W badaniu wzięło udział 1180 przedstawicieli kierownictwa największych korporacji z 33 krajów.
Wszyscy jednak zgodnie wskazują negatywne konsekwencje postawienia firmie zarzutów korupcji. Zarówno firmy z rynków rozwiniętych, jak i polskie wskazują na te same trzy aspekty - karę, utratę możliwości prowadzenia działalności i niemożność rozwoju biznesu.

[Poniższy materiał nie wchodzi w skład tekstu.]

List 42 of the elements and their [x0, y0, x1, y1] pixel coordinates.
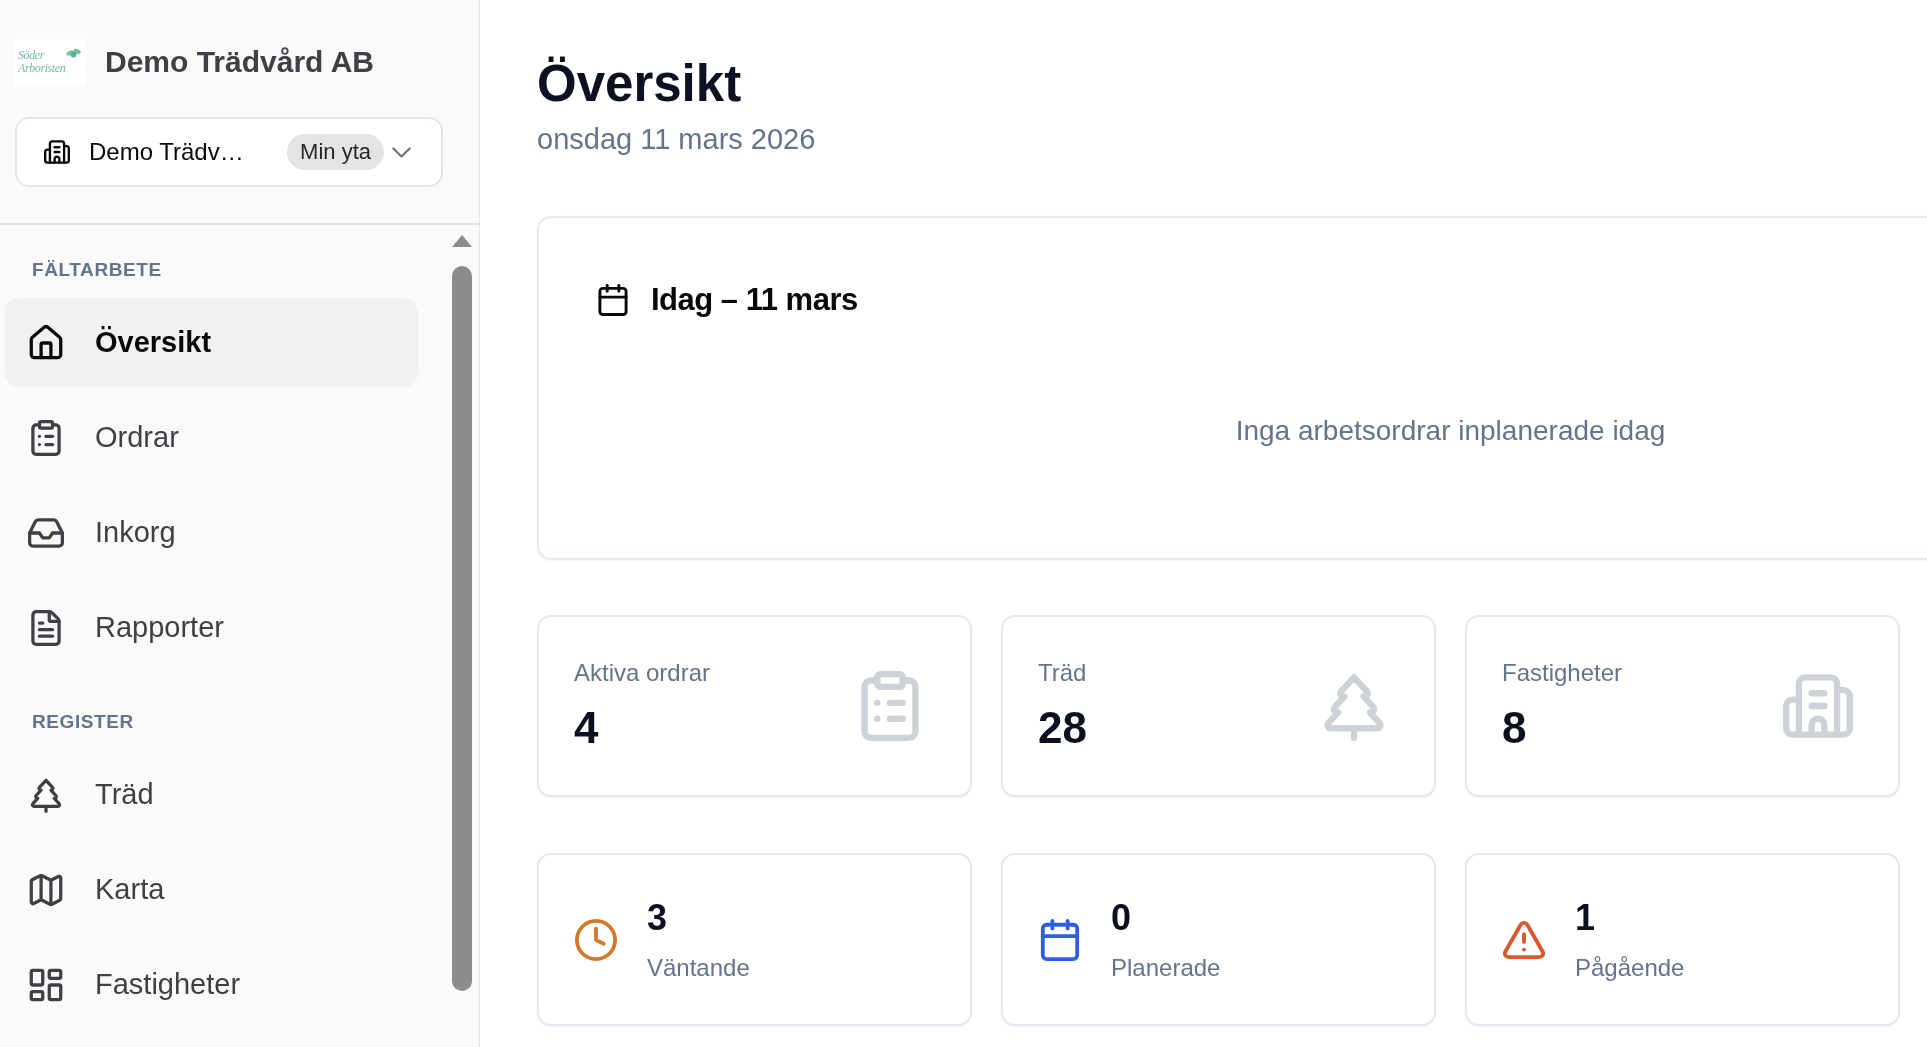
buildings-icon [1783, 671, 1853, 741]
nav-item[interactable]: Fastigheter [5, 940, 418, 1029]
nav-item[interactable]: Översikt [5, 298, 418, 387]
section-heading: FÄLTARBETE [32, 258, 162, 282]
calendar-icon [597, 284, 629, 316]
scrollbar-thumb[interactable] [452, 266, 472, 991]
company-name: Demo Trädvård AB [105, 45, 374, 79]
status-label: Väntande [647, 953, 750, 983]
stat-label: Fastigheter [1502, 658, 1623, 688]
clipboard-list-icon [28, 419, 64, 456]
section-heading: REGISTER [32, 710, 134, 734]
empty-message: Inga arbetsordrar inplanerade idag [1235, 415, 1666, 447]
map-icon [28, 871, 64, 908]
stat-value: 28 [1038, 702, 1087, 754]
logo-text: Söder Arboristen [18, 49, 66, 75]
pine-tree-icon [28, 776, 64, 813]
workspace-selector[interactable]: Demo Trädv… Min yta [15, 117, 443, 187]
page-date: onsdag 11 mars 2026 [537, 122, 816, 157]
document-icon [28, 609, 64, 646]
layout-grid-icon [28, 966, 64, 1003]
nav-item[interactable]: Inkorg [5, 488, 418, 577]
nav-item[interactable]: Rapporter [5, 583, 418, 672]
workspace-tag: Min yta [287, 134, 384, 170]
chevron-down-icon [392, 146, 411, 158]
status-count: 3 [647, 896, 668, 940]
stat-label: Aktiva ordrar [574, 658, 711, 688]
status-label: Pågående [1575, 953, 1685, 983]
status-count: 1 [1575, 896, 1596, 940]
stat-value: 8 [1502, 702, 1527, 754]
stat-label: Träd [1038, 658, 1087, 688]
stat-value: 4 [574, 702, 599, 754]
nav-item[interactable]: Träd [5, 750, 418, 839]
leaves-icon [66, 47, 82, 58]
nav-item[interactable]: Ordrar [5, 393, 418, 482]
scroll-up-arrow-icon[interactable] [452, 235, 472, 247]
card-title: Idag – 11 mars [651, 282, 858, 318]
status-label: Planerade [1111, 953, 1221, 983]
home-icon [28, 324, 64, 361]
status-count: 0 [1111, 896, 1132, 940]
buildings-icon [44, 139, 70, 165]
page-title: Översikt [537, 54, 742, 114]
nav-item[interactable]: Karta [5, 845, 418, 934]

Jednocześnie polskie firmy są przekonane, że nie trzeba płacić łapówek, żeby zdobyć lub utrzymać klienta. Sądzi tak 44 procent badanych, w Europie Zachodniej aż 69 procent.

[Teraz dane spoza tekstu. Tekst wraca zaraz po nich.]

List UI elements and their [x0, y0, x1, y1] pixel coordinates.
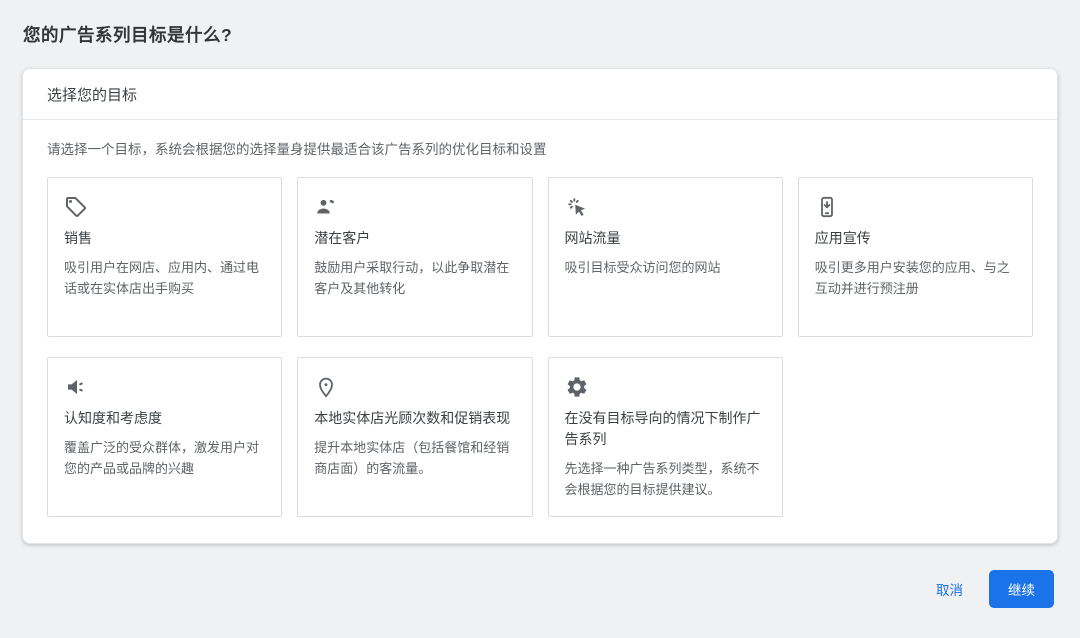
panel-subtitle: 请选择一个目标，系统会根据您的选择量身提供最适合该广告系列的优化目标和设置	[47, 142, 547, 157]
goal-title: 潜在客户	[314, 230, 371, 246]
gear-icon	[565, 375, 589, 399]
goal-title: 应用宣传	[814, 230, 871, 246]
goal-description: 先选择一种广告系列类型，系统不会根据您的目标提供建议。	[564, 461, 760, 497]
sell-tag-icon	[64, 195, 88, 219]
goal-card-local-store-visits[interactable]: 本地实体店光顾次数和促销表现 提升本地实体店（包括餐馆和经销商店面）的客流量。	[297, 357, 533, 517]
goal-title: 认知度和考虑度	[64, 410, 162, 426]
goal-description: 吸引目标受众访问您的网站	[564, 260, 721, 275]
goal-card-leads[interactable]: 潜在客户 鼓励用户采取行动，以此争取潜在客户及其他转化	[297, 177, 533, 337]
leads-person-icon	[314, 195, 338, 219]
cancel-button[interactable]: 取消	[920, 571, 979, 607]
ads-click-icon	[565, 195, 589, 219]
goal-description: 提升本地实体店（包括餐馆和经销商店面）的客流量。	[314, 440, 510, 476]
page-title: 您的广告系列目标是什么?	[23, 25, 233, 45]
goal-description: 吸引用户在网店、应用内、通过电话或在实体店出手购买	[64, 260, 260, 296]
panel-header: 选择您的目标	[23, 69, 1057, 120]
panel-body: 请选择一个目标，系统会根据您的选择量身提供最适合该广告系列的优化目标和设置 销售…	[23, 120, 1057, 543]
goal-description: 吸引更多用户安装您的应用、与之互动并进行预注册	[814, 260, 1010, 296]
location-pin-icon	[314, 375, 338, 399]
goal-card-awareness[interactable]: 认知度和考虑度 覆盖广泛的受众群体，激发用户对您的产品或品牌的兴趣	[47, 357, 283, 517]
goal-title: 网站流量	[564, 230, 621, 246]
goal-description: 覆盖广泛的受众群体，激发用户对您的产品或品牌的兴趣	[64, 440, 260, 476]
continue-button[interactable]: 继续	[989, 570, 1054, 608]
goal-title: 销售	[64, 230, 92, 246]
install-mobile-icon	[815, 195, 839, 219]
goal-card-website-traffic[interactable]: 网站流量 吸引目标受众访问您的网站	[547, 177, 783, 337]
goal-title: 在没有目标导向的情况下制作广告系列	[564, 410, 761, 447]
goal-grid: 销售 吸引用户在网店、应用内、通过电话或在实体店出手购买 潜在客户 鼓励用户采取…	[47, 177, 1033, 517]
campaign-speaker-icon	[64, 375, 88, 399]
goal-selection-panel: 选择您的目标 请选择一个目标，系统会根据您的选择量身提供最适合该广告系列的优化目…	[22, 68, 1058, 544]
footer-actions: 取消 继续	[22, 570, 1058, 608]
goal-description: 鼓励用户采取行动，以此争取潜在客户及其他转化	[314, 260, 510, 296]
goal-card-sales[interactable]: 销售 吸引用户在网店、应用内、通过电话或在实体店出手购买	[47, 177, 283, 337]
goal-card-no-goal-guidance[interactable]: 在没有目标导向的情况下制作广告系列 先选择一种广告系列类型，系统不会根据您的目标…	[547, 357, 783, 517]
goal-title: 本地实体店光顾次数和促销表现	[314, 410, 511, 426]
goal-card-app-promotion[interactable]: 应用宣传 吸引更多用户安装您的应用、与之互动并进行预注册	[797, 177, 1033, 337]
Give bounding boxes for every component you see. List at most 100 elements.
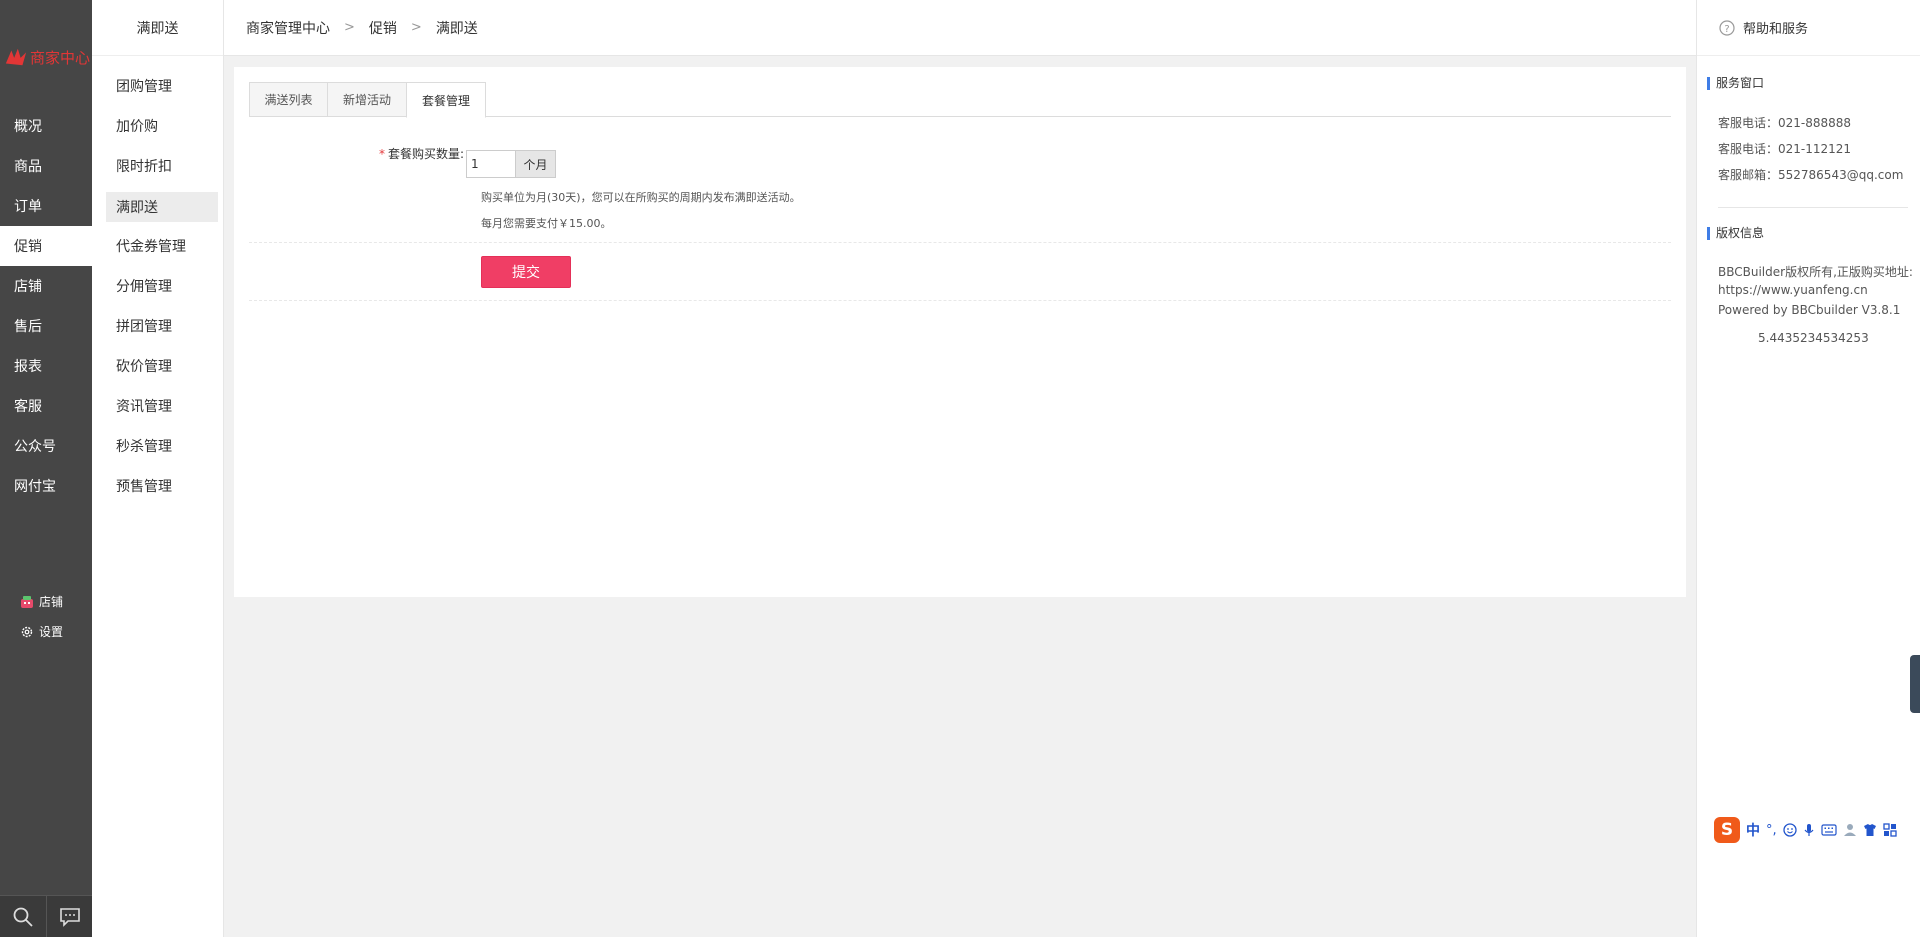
ime-toolbar: S 中 °,: [1714, 817, 1920, 843]
nav-item-wangfubao[interactable]: 网付宝: [0, 466, 92, 506]
nav-item-shop[interactable]: 店铺: [0, 266, 92, 306]
user-icon[interactable]: [1843, 823, 1857, 837]
nav-bottom-label: 店铺: [39, 595, 64, 609]
required-mark: *: [378, 147, 385, 161]
service-phone-1: 客服电话：021-888888: [1718, 116, 1852, 130]
sub-menu: 满即送 团购管理 加价购 限时折扣 满即送 代金券管理 分佣管理 拼团管理 砍价…: [92, 0, 224, 937]
nav-bottom-settings[interactable]: 设置: [20, 623, 63, 640]
tab-label: 套餐管理: [421, 93, 470, 108]
hint-purchase-unit: 购买单位为月(30天)，您可以在所购买的周期内发布满即送活动。: [481, 191, 801, 204]
nav-item-overview[interactable]: 概况: [0, 106, 92, 146]
tab-add-activity[interactable]: 新增活动: [327, 82, 407, 117]
sub-item-label: 分佣管理: [116, 279, 172, 295]
version-number: 5.4435234534253: [1758, 331, 1869, 345]
sub-item-seckill[interactable]: 秒杀管理: [106, 431, 218, 461]
sub-menu-title: 满即送: [92, 0, 223, 56]
breadcrumb-item[interactable]: 商家管理中心: [246, 18, 330, 38]
nav-label: 公众号: [14, 439, 56, 455]
nav-bottom-label: 设置: [39, 625, 64, 639]
nav-item-customer-service[interactable]: 客服: [0, 386, 92, 426]
breadcrumb: 商家管理中心 > 促销 > 满即送: [224, 0, 1696, 56]
copyright-line: BBCBuilder版权所有,正版购买地址:: [1718, 265, 1913, 279]
logo-icon: [5, 48, 27, 66]
nav-item-reports[interactable]: 报表: [0, 346, 92, 386]
logo[interactable]: 商家中心: [4, 42, 90, 72]
sidebar-tools: [0, 895, 92, 937]
message-button[interactable]: [46, 895, 92, 937]
logo-text: 商家中心: [29, 48, 90, 67]
quantity-label: * 套餐购买数量:: [249, 145, 464, 162]
sub-item-group-purchase[interactable]: 拼团管理: [106, 311, 218, 341]
sub-item-full-gift[interactable]: 满即送: [106, 192, 218, 222]
search-icon: [13, 907, 33, 927]
sub-item-voucher[interactable]: 代金券管理: [106, 231, 218, 261]
powered-by: Powered by BBCbuilder V3.8.1: [1718, 303, 1901, 317]
sub-item-bargain[interactable]: 砍价管理: [106, 351, 218, 381]
help-divider: [1718, 207, 1908, 208]
nav-label: 订单: [14, 199, 42, 215]
sub-item-news[interactable]: 资讯管理: [106, 391, 218, 421]
sub-item-add-price-buy[interactable]: 加价购: [106, 111, 218, 141]
side-drawer-handle[interactable]: [1910, 655, 1920, 713]
nav-item-orders[interactable]: 订单: [0, 186, 92, 226]
ime-punct[interactable]: °,: [1766, 823, 1777, 838]
main-panel: 满送列表 新增活动 套餐管理 *套餐购买数量: 个月 购买单位为月(30天)，您…: [234, 67, 1686, 597]
chevron-right-icon: >: [344, 20, 355, 35]
quantity-unit: 个月: [516, 150, 556, 178]
breadcrumb-item: 满即送: [435, 20, 478, 37]
sub-item-label: 秒杀管理: [116, 439, 172, 455]
copyright-url[interactable]: https://www.yuanfeng.cn: [1718, 283, 1868, 297]
nav-label: 商品: [14, 159, 42, 175]
sub-item-group-buy[interactable]: 团购管理: [106, 71, 218, 101]
nav-label: 售后: [14, 319, 42, 335]
nav-item-aftersale[interactable]: 售后: [0, 306, 92, 346]
nav-item-goods[interactable]: 商品: [0, 146, 92, 186]
nav-label: 客服: [14, 399, 42, 415]
nav-label: 促销: [14, 239, 42, 255]
shirt-icon[interactable]: [1863, 823, 1877, 837]
sub-item-label: 加价购: [116, 119, 158, 135]
quantity-input[interactable]: [466, 150, 516, 178]
help-icon: ?: [1719, 19, 1735, 36]
help-panel: ? 帮助和服务 服务窗口 客服电话：021-888888 客服电话：021-11…: [1696, 0, 1920, 937]
service-window-title: 服务窗口: [1707, 77, 1764, 90]
tab-full-gift-list[interactable]: 满送列表: [249, 82, 328, 117]
help-title: 帮助和服务: [1743, 22, 1809, 37]
main-sidebar: 商家中心 概况 商品 订单 促销 店铺 售后 报表 客服 公众号 网付宝 店铺 …: [0, 0, 92, 937]
quantity-label-text: 套餐购买数量:: [387, 147, 464, 161]
sub-item-label: 代金券管理: [116, 239, 186, 255]
emoji-icon[interactable]: [1782, 823, 1797, 837]
svg-text:?: ?: [1724, 24, 1729, 35]
sub-item-presale[interactable]: 预售管理: [106, 471, 218, 501]
grid-icon[interactable]: [1882, 823, 1897, 837]
message-icon: [59, 907, 80, 927]
sub-item-commission[interactable]: 分佣管理: [106, 271, 218, 301]
tab-label: 新增活动: [342, 93, 391, 107]
microphone-icon[interactable]: [1803, 823, 1815, 837]
nav-label: 网付宝: [14, 479, 56, 495]
service-email: 客服邮箱：552786543@qq.com: [1718, 168, 1904, 182]
tab-package-management[interactable]: 套餐管理: [406, 82, 486, 118]
sub-item-label: 拼团管理: [116, 319, 172, 335]
search-button[interactable]: [0, 896, 46, 937]
ime-mode[interactable]: 中: [1746, 820, 1760, 840]
sub-item-label: 满即送: [116, 200, 158, 216]
ime-logo-icon[interactable]: S: [1714, 817, 1740, 843]
nav-item-promotion[interactable]: 促销: [0, 226, 92, 266]
breadcrumb-item[interactable]: 促销: [369, 18, 397, 38]
sub-item-label: 资讯管理: [116, 399, 172, 415]
submit-button[interactable]: 提交: [481, 256, 571, 288]
chevron-right-icon: >: [410, 20, 422, 35]
sub-item-flash-discount[interactable]: 限时折扣: [106, 151, 218, 181]
gear-icon: [21, 626, 33, 637]
form-row-quantity: * 套餐购买数量:: [249, 117, 1671, 243]
sub-item-label: 砍价管理: [116, 359, 172, 375]
nav-bottom-shop[interactable]: 店铺: [20, 593, 63, 610]
tab-label: 满送列表: [264, 93, 313, 107]
hint-monthly-price: 每月您需要支付￥15.00。: [481, 217, 612, 230]
nav-item-official-account[interactable]: 公众号: [0, 426, 92, 466]
help-header[interactable]: ? 帮助和服务: [1697, 0, 1920, 56]
quantity-stepper: 个月: [466, 150, 556, 178]
nav-label: 报表: [14, 359, 42, 375]
keyboard-icon[interactable]: [1821, 824, 1837, 836]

Polski wynik pokazuje, że w świadomości pracodawców problem korupcji w Polsce jest większy niż na rynkach rozwiniętych. Przekonanie o konieczności płacenia łapówek jest jednak podobne - 18 procent dla Polski i 14 procent dla firm z rynków rozwiniętych.
Posłuchaj Andrzeja * *z Polskiego Instytutu Dyrektorów:
Dźwięk pochodzi z IAR* *
Te same firmy pytane o przypadki utraty kontrahenta z powodu łapówek płaconych przez konkurencję są zgodne - 53 procent na Zachodzie i 54 procent w Polsce twierdzi, że nie ma to wpływu. Przeciwne zdanie mają odpowiednio 8 procent i 12 procent przedsiębiorstw. Co ciekawe, więcej niż co trzeci respondent w Polsce i na rynkach rozwiniętych nie wie, czy utrata kontrahenta miała związek z korupcją, czyli nie wyklucza takiej możliwości.
W zakresie prewencji zarówno firmy rynków rozwiniętych, jak i polskie są przekonane o świadomości ryzyk związanych z praktykami korupcyjnymi (odpowiednio 92 procent i 86 procent) oraz roli, jaką w walce z korupcją odgrywają dedykowane rozwiązania technologiczne (odpowiednio 61 i 66 procent).
Zdaniem Mariusza Witalisa, dyrektora Zarządzania Ryzykiem Nadużyć w Dziale Doradztwa Biznesowego Ernst & Young, wyniki badań jednoznacznie wskazują, że istniejącej świadomości zagrożeń związanych z korupcją, nie towarzyszą odpowiednie działania po stronie firm, mające na celu wprowadzenie mechanizmów przeciwdziałających tym ryzykom.
- _ Wiemy, że korupcja jest problemem _ - mówi Mariusz Witalis - _ ale nie do końca wiemy jak sobie z nim poradzić _.